Back in the bedroom Vivienne wandered around disconsolately, fiddling with things on her dressing table, watching the unseasonal hail drive past the casement windows. The master bedroom of this opulent house came equipped with twin dressing rooms and separate bathrooms, so Vivienne had plenty of room to play. Her own dressing room was fitted with wall-to-wall walk-in closets packed with clothes and fashion accessories, while the bathroom cabinets held enough cosmetics to last her a lifetime and make redundant her basic compulsion to shop. The bedroom held a television, a video, and a Bang & Olufsen sound system, as well as a small fridge next to the bed stocked with chocolate pecan ice cream, one of Vivienne’s occasional cravings, and Evian in case either of them felt thirsty in the night. Vivienne and Oliver had every conceivable luxury in this fun palace they had created. It lacked only the one thing she most craved: intimacy.
She wandered into Oliver’s dressing room and riffled through his ranks of Savile Row suits. Oliver was tidy by nature and this private domain would have made any army batman proud. Color-coordinated shirts and ties were neatly filed
alongside the suits, and his handmade shoes were lined up beneath them, each on a pair of shoe trees to keep them in shape. What a dandy he was, this husband of hers, as fastidious and vain in his private way as she was in hers. They had so much in common, so much they could have shared, yet these days she felt she hardly knew him at all.
What was he doing, for instance, in Strasbourg on bank business when he should have been home with his wife on a day both Church and State had long decreed a holiday? Were his colleagues as conscientious? she wondered. What about the ones with children, surely they were not expected to put bank business first? Why was it always Oliver who volunteered to carry the company flag as if he had nothing of his own worth staying home for? Well, maybe that was it.
They hadn’t planned not to have children, it had simply happened that way. When they first got married they were so much in love that all they wanted was to be together—alone. Their first home was a sweet little mews house in Chelsea, all bottle-glass windows and hanging flower baskets and scarcely room for anything but the two of them. Which suited them just fine since they were tired of the social scene and wanted to play at house without having to include the world as spectators.

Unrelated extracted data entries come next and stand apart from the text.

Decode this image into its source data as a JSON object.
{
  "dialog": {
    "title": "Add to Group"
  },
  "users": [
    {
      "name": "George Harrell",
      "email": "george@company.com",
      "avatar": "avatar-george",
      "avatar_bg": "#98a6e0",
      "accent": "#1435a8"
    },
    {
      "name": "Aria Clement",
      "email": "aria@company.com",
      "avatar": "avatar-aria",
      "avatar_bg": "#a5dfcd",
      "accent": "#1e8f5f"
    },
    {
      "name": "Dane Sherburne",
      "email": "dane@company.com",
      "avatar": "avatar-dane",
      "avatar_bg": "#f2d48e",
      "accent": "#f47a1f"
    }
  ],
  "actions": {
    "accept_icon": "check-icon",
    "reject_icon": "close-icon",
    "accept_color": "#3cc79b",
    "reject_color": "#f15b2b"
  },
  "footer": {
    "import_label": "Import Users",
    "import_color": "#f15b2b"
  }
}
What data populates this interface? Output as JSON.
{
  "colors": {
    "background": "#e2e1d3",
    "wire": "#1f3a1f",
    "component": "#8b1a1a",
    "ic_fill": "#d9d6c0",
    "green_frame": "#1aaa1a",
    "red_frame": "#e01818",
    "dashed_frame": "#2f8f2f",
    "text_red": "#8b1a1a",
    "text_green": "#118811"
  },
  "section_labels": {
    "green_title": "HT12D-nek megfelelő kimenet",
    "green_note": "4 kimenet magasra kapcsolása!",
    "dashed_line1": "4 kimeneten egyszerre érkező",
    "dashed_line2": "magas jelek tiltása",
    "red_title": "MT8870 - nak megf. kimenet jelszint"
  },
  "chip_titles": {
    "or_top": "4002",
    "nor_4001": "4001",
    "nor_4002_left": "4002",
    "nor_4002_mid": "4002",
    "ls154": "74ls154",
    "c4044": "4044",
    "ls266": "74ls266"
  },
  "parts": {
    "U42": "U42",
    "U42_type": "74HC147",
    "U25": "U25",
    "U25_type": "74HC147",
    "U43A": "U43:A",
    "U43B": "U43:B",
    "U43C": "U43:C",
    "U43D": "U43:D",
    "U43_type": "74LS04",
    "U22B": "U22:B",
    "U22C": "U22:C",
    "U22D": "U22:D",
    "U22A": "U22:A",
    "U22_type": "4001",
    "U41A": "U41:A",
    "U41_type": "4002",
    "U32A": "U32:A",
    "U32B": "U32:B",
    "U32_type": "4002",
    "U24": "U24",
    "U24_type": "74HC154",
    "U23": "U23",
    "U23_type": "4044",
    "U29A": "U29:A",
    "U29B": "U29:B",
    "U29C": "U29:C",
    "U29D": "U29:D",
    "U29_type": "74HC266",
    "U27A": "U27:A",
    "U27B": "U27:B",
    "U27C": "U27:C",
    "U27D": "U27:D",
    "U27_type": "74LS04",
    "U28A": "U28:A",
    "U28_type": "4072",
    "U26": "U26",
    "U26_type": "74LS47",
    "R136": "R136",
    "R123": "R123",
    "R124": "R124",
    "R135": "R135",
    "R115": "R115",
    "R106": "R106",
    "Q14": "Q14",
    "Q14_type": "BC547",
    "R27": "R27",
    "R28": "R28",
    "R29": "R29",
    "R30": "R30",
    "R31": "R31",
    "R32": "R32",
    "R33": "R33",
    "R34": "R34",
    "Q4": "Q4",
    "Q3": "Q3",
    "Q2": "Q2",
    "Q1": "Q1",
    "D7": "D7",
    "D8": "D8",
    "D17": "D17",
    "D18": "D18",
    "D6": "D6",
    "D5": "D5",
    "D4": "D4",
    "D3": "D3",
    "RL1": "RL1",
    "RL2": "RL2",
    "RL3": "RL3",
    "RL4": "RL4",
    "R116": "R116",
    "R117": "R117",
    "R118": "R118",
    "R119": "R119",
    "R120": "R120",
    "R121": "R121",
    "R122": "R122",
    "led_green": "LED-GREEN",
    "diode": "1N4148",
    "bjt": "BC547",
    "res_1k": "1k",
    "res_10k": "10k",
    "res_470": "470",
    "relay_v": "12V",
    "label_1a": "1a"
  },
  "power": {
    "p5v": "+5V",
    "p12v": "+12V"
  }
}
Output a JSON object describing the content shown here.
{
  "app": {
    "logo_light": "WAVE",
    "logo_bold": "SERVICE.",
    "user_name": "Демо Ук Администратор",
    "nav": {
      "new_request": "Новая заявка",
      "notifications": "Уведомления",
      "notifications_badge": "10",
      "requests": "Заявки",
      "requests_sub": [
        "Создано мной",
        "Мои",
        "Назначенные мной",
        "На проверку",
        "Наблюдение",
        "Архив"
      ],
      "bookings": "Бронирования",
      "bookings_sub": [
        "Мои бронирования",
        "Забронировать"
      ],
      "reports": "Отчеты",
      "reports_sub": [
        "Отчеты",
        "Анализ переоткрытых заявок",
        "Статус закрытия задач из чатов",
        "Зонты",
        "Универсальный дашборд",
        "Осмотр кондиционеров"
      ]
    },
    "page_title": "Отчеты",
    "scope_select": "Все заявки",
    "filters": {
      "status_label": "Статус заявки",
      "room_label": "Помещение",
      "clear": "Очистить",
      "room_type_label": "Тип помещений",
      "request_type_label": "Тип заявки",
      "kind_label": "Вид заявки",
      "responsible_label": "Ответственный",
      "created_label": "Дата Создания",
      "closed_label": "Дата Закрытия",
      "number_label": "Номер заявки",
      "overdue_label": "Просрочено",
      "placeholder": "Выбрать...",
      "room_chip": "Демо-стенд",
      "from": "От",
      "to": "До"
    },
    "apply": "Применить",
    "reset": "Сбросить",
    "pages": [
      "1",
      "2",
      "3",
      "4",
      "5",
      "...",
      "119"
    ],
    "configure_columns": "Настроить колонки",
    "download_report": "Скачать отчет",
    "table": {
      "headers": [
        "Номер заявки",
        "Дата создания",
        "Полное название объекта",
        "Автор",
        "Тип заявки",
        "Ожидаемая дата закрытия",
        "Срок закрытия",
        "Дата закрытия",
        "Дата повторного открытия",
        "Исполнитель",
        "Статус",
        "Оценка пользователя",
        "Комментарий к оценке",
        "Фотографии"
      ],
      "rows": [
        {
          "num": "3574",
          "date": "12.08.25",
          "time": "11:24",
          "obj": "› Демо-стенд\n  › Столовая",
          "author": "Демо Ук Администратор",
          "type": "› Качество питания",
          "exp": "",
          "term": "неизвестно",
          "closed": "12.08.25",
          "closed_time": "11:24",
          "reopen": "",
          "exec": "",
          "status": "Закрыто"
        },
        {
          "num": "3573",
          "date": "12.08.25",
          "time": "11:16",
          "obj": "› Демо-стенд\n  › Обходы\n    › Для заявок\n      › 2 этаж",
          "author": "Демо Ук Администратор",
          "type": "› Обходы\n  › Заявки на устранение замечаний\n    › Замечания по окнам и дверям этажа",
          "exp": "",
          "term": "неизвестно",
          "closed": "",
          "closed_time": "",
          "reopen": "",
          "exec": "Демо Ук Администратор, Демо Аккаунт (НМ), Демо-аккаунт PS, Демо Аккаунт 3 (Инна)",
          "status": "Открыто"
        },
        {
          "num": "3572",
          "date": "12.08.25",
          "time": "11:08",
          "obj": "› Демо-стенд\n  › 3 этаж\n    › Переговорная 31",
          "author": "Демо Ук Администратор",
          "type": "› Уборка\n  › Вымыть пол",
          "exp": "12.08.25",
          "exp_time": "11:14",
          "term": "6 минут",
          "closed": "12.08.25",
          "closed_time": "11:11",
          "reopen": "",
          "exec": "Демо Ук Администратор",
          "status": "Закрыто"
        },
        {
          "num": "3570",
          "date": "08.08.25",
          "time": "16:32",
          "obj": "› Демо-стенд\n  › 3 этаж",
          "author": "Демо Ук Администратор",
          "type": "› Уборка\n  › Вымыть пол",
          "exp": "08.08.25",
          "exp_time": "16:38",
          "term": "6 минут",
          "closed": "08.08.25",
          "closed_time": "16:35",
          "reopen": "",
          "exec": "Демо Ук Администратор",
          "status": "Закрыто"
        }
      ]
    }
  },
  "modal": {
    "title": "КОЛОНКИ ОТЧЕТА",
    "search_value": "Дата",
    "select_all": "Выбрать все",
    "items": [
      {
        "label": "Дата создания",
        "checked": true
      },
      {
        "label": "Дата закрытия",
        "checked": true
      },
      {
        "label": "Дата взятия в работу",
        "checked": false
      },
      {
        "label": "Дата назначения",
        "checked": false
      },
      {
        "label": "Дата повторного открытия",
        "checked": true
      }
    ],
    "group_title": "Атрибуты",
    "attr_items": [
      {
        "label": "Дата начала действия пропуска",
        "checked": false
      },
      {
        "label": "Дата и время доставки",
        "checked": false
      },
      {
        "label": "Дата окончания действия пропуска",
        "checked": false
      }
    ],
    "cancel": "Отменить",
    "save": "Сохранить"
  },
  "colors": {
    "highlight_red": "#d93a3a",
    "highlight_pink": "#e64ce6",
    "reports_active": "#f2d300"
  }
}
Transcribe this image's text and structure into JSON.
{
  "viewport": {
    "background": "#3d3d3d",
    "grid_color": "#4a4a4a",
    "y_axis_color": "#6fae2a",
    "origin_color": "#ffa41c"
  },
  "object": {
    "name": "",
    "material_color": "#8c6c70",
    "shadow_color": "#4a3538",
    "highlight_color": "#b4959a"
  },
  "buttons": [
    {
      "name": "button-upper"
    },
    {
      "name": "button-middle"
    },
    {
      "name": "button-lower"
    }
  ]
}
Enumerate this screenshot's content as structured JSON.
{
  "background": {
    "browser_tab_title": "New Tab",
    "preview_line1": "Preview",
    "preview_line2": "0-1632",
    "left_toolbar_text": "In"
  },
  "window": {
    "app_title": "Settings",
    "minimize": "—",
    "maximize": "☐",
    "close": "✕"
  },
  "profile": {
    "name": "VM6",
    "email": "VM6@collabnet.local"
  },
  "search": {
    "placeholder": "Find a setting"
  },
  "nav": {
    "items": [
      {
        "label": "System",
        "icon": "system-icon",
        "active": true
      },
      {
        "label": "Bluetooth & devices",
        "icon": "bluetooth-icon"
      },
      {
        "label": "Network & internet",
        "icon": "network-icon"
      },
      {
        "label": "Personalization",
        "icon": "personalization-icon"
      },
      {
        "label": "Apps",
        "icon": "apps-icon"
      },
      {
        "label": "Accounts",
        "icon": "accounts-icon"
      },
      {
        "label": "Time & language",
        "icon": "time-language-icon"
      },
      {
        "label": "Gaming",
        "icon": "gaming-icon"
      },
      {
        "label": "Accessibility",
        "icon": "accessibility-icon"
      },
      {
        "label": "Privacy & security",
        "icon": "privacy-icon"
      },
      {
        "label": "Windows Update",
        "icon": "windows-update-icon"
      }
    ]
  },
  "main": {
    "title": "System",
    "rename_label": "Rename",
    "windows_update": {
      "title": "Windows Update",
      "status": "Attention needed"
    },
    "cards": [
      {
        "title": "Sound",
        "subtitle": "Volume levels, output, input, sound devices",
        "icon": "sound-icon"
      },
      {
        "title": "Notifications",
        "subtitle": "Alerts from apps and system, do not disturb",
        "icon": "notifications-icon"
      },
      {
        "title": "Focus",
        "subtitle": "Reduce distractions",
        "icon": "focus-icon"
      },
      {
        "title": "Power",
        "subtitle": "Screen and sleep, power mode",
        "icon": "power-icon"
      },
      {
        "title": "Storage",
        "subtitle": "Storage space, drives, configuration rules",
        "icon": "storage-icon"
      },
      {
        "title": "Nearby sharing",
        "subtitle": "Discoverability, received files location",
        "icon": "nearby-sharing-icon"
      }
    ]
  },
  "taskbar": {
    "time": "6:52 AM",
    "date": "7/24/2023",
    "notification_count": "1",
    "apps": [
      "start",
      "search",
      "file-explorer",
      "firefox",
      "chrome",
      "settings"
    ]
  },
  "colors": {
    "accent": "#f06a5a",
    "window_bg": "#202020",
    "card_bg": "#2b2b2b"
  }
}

They ate in restaurants, they partied a little, they did the social things like Ascot and Glyndebourne, but mainly they stayed at home in bed and made love as though it were going out of fashion.
Oliver was ten years older than Vivienne and had been around quite a bit, but he had never loved anyone as much as he loved her, and he couldn’t get enough of her. Each morning he tore himself from her side to drive to his office in the City, then raced back as soon as he could to leap back into her bed. He was totally besotted and a baby would have been an intruder. Besides, there was heaps of time. Starting a family meant settling down, and the Nugents were still far too frivolous for that.